Mentioning LLM usage as a distinction is like bragging about using a modern compiler instead of writing assembly. Yeah it's faster, but so is everyone else code... Besides, I wouldn't brag about being more productive with LLMS because it's a double edge sword: it's very easy to use them, and nobody is reviewing all the lines of code you are pushing to prod (really, when was the last time you reviewed a PR generated by AI that changed 20+ files and added/removed thousands of lines of code?), so you don't know what's the long game of your changes; they seem to work now but who knows how it will turn out later?
Outside of work, yeah, everything is fine and there's nothing but the pure pursue of knowledge and joy.
Is that the end game? Well why can’t the agents orchestrate the agents? Agents all the way down?
The whole agent coding scene seems like people selling their soul for very shiny inflatable balloons. Now you have twelve bespoke apps tailored for you that you don’t even care about.

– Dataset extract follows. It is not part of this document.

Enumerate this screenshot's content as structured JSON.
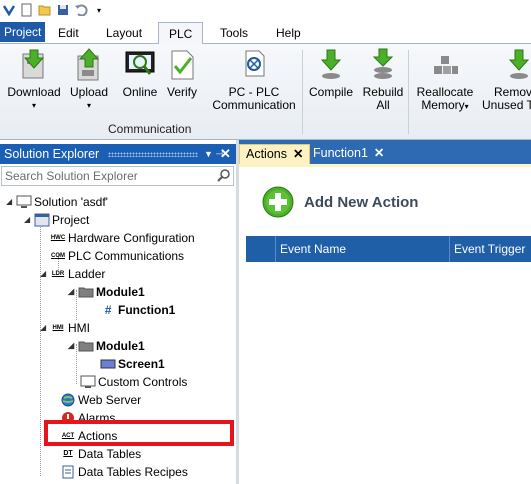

Unless you don't review every generated line manually, and instead rely on, let's say, UI e2e testing, or perhaps unit testing (that the agents also wrote). I don't know, perhaps we are past the phase of "double check what agents write" and are now in the phase of "ship it. if it breaks, let agents fix it, no manual debugging needed!" ?
I'm sure these larger models are both faster and more cogent, but its also clear what matter is managing it's side tracks and cutting them short. Then I started seeing the deeper problematic pattern.
Agents arn't there to increase the multifactor of production; their real purpose is to shorten context to manageable levels. In effect, they're basically try to reduce the odds of longer context poisoning.
So, if we boil down the probabilty of any given token triggering the wrong subcontext, it's clear that the greater the context, the greater the odds of a poison substitution.
Then that's really the problematic issue every model is going to contend with because there's zero reality in which a single model is good enough. So now you're onto agents, breaking a problem into more manageable subcontext and trying to put that back into the larger context gracefully, etc.
Then that fails, because there's zero consistent determinism, so you end up at the harness, trying to herd the cats. This is all before you realize that these businesses can't just keep throwing GPUs at everything, because the problem isn't computing bound, it's contextual/DAG the same way a brain is limited.
We all got intelligence and use several orders of magnitude less energy, doing mostly the same thing.
jmathai•1h ago
I've started to use git worktrees to parallelize my work. I spend so much time waiting...why not wait less on 2 things? This is not a solved problem in my setup. I have a hard time managing just two agents and keeping them isolated. But again, I'm the bottleneck. I think I could use 5 agents if my brain were smarter........or if the tools were better.
I am also a PM by day and I'm in Claude Code for PM work almost 90% of my day.